Bisnis.com, JAKARTA - Lembaga pemeringkat Moody's memprakirakan rata-rata pertumbuhan ekonomi Indonesia akan kembali ke level prapandemi yakni 5 persen.
Hal tersebut disampaikan dalam laporan Moody's yang dikutip oleh Bank Indonesia (BI). Dalam laporan tersebut, Moody's kembali mempertahankan sovereign credit rating Indonesia pada peringkat Baa2.
"Untuk dua tahun ke depan, Moody's memproyeksikan rata-rata pertumbuhan ekonomi Indonesia akan kembali kepada level sebelum pandemi yaitu mencapai 5 persen," tulis BI dalam siaran resmi, dikutip Bisnis, Sabtu (12/2/2022).

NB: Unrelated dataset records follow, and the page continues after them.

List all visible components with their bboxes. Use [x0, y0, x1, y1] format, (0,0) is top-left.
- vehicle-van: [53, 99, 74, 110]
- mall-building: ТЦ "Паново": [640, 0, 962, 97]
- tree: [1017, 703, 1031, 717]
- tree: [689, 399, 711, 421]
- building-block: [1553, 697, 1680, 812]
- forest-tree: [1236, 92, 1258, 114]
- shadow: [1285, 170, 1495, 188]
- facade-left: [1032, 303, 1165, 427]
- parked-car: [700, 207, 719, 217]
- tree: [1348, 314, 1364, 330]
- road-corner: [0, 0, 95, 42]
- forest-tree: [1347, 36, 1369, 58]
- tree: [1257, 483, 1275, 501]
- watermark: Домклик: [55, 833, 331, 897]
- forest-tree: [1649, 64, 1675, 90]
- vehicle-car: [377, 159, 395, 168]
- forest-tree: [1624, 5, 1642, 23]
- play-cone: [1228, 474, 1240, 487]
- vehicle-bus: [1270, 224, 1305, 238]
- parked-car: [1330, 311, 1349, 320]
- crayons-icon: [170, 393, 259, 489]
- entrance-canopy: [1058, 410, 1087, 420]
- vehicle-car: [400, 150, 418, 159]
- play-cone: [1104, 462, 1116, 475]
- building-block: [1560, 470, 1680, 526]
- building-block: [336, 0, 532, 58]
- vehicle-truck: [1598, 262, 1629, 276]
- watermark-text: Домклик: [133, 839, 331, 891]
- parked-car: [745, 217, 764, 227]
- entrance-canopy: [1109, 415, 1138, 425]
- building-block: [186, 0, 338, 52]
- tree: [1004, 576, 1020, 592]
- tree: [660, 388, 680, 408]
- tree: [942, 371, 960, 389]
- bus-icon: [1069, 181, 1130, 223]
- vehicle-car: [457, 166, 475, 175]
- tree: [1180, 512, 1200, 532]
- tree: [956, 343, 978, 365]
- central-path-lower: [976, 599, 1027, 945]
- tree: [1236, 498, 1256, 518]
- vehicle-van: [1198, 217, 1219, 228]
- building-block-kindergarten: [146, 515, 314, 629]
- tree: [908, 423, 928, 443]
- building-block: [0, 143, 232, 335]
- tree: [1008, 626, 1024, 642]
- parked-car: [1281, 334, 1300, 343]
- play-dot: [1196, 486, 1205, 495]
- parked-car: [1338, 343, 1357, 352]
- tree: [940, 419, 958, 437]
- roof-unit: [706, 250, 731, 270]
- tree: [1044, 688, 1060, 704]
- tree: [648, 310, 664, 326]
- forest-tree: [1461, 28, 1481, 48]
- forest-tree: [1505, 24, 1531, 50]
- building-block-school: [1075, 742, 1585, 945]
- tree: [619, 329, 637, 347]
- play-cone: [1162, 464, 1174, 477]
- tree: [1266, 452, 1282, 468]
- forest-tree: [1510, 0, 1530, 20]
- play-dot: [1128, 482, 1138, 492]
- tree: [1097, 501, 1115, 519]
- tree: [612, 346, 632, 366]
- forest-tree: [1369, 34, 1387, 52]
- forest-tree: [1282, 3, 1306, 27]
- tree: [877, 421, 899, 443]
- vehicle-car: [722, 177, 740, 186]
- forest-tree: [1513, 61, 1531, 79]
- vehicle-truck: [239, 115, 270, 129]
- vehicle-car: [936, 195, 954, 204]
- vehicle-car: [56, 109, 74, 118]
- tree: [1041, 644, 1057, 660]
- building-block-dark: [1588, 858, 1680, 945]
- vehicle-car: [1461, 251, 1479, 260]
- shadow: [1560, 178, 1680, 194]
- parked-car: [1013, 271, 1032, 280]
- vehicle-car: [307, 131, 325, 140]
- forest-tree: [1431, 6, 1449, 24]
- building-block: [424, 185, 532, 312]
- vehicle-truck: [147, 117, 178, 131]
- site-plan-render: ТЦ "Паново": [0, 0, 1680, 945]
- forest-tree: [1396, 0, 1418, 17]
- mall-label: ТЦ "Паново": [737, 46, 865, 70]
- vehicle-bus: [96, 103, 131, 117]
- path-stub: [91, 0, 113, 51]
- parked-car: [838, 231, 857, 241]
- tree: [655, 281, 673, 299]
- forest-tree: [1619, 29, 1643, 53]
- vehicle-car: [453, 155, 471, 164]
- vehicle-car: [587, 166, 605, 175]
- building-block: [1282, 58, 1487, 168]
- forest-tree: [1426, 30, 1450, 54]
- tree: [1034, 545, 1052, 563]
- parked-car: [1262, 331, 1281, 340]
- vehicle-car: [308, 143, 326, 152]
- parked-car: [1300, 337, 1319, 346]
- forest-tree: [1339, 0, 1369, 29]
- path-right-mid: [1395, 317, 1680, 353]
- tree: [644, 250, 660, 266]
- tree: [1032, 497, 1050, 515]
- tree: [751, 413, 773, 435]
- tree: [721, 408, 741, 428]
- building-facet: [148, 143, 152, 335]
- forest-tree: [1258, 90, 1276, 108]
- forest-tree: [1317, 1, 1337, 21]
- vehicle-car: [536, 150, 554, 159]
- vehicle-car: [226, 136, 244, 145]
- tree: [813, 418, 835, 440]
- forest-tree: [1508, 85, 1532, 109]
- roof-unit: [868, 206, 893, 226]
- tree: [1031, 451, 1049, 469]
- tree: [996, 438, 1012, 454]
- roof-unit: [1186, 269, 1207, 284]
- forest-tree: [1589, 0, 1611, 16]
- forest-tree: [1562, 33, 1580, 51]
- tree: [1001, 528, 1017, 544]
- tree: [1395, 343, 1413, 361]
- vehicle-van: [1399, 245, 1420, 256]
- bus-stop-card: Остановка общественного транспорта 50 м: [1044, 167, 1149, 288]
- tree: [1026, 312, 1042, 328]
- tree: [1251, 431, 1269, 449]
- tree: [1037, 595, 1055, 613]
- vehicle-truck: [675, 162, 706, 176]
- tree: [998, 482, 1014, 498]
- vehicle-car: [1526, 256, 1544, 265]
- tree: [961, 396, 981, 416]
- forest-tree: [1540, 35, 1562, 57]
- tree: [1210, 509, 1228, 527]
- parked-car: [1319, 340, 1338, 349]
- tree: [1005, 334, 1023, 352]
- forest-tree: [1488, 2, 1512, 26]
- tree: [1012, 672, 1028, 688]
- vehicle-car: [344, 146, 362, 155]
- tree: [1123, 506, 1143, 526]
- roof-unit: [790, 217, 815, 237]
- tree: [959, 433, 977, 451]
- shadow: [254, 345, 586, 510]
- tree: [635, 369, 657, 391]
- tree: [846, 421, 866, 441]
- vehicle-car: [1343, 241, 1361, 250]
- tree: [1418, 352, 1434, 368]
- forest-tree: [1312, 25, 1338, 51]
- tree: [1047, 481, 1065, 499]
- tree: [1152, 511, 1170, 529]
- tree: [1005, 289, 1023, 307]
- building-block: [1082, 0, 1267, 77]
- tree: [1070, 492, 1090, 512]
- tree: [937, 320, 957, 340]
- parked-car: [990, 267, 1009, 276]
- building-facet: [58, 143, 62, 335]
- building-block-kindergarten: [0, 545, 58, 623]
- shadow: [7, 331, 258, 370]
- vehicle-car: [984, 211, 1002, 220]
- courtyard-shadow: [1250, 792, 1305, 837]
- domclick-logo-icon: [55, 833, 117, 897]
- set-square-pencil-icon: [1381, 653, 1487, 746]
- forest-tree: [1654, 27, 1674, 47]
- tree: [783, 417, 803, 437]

Moody's juga menyampaikan bahwa rata-rata pertumbuhan ekonomi yang diproyeksikan tersebut lebih tinggi dari negara-negara lain yang turut mendapatkan peringka Baa. Rata-rata pertumbuhan pada negara tersebut diprakirakan sebesar 3,7 persen.
Proyeksi pertumbuhan tersebut dinilai berkat berbagai reformasi struktural baik melalui Undang-Undang (UU) Cipta Kerja dan UU Harmonisasi Peraturan Perpajakan.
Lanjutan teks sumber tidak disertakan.